Physically Interpretable Hyperparameters: Unlike black-box ML methods, \(\Delta t\), \(\zeta\), and \(D\) in the OM action directly correspond to physical quantities (time step, damping coefficient, and diffusion coefficient), allowing domain experts to tune parameters based on physical intuition.
Parallel Path Optimization: Since the OM action is in a discretized integral form, all intermediate points along the path can be optimized in parallel, which is computationally highly efficient.

Limitations & Future Work¶

No Guarantee of Complete Posterior Sampling: Unlike traditional shooting methods, this method does not guarantee complete sampling from the path posterior distribution. Although the authors mitigate this through generative model encoding/decoding stochasticity and combination with MD/umbrella sampling, theoretical guarantees are still lacking.
Dependence on Pretrained Model Quality: The performance ceiling of OM optimization is dictated by the quality of the score estimation of the pretrained generative model. If some regions are poorly learned, the optimized paths may deviate from physical ones.
Computational Overhead of the Divergence Term: The divergence term \(\nabla \cdot \mathbf{s}_{\theta^*}\) in the Full OM action incurs significant computational cost even with the Hutchinson estimator, which may become a bottleneck for very large systems.
Applicability to Coarse-Grained Protein Systems: The fast-folding protein experiments utilize a C\(\alpha\) coarse-grained representation; extensibility to all-atom systems remains to be verified.
Sensitivity to Initial Path: Although latent space interpolation outperforms configuration space interpolation, the choice of the initial path may still dictate which path the optimization converges to in complex free-energy landscapes.

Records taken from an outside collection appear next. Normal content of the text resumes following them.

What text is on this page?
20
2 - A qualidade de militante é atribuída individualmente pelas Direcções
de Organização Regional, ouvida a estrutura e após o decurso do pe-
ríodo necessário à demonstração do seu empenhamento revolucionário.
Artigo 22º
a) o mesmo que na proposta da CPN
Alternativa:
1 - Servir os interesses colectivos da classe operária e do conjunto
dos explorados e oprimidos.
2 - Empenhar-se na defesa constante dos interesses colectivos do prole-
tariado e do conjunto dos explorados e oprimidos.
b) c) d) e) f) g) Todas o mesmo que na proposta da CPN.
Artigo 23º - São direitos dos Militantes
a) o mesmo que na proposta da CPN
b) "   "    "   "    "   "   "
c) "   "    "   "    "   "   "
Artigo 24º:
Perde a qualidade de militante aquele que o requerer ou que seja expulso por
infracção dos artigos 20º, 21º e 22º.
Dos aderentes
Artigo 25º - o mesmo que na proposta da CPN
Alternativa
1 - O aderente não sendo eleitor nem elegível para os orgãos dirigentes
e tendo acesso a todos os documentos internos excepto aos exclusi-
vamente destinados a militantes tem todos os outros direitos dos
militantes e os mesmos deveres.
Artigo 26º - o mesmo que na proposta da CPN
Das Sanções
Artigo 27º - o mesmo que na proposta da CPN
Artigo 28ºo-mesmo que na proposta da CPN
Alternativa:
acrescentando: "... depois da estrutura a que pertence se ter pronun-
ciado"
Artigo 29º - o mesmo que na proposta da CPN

vs. Traditional TPS (Shooting / Metadynamics): Traditional methods require system-specific CV definitions or massive MD simulations. Ours does not rely on CVs and does not require system-specific training, reaching 2–5 orders of magnitude higher computational efficiency. However, traditional methods offer theoretical guarantees on distribution completeness.
vs. ML-TPS (Reinforcement Learning / h-transform): Works like Das et al. (2021) and Du et al. (2024) require training control policies for each specific system. Ours achieves zero-shot reuse of pretrained models, offering better scalability, though it cannot guarantee the exact path distribution like h-transform methods.
vs. Boltzmann Generators (Noé et al., 2019): Boltzmann Generators produce independent configuration samples without considering path information. Ours utilizes similar model classes but incorporates time-dependent path optimization.
vs. Arts et al., 2023 (Score as Force Field): This work uses the diffusion model score as a force field for MD simulation. Ours further integrates the score with the OM action functional, bypassing the entire computational overhead of step-by-step MD simulation.
Insight: As an "interpolation on a manifold" method, OM action minimization can in principle be extended to any data modality—such as images, videos, and audio—as long as a pretrained generative model is available to provide score functions.

Rating¶

Novelty: ⭐⭐⭐⭐⭐ The perspective of combining OM functional with generative models is highly original, unifying diffusion models and flow matching.
Experimental Thoroughness: ⭐⭐⭐⭐ Progressively validated across four systems (2D \(\rightarrow\) dipeptide \(\rightarrow\) protein \(\rightarrow\) tetrapeptide), although validation on all-atom systems remains insufficient.
Writing Quality: ⭐⭐⭐⭐⭐ Rigorous theoretical derivations, with an excellent integration of physical intuition and mathematical formulation.
Value: ⭐⭐⭐⭐⭐ Defines a new paradigm: zero-shot repurposing of pretrained generative models for TPS, which becomes increasingly valuable as model scale grows.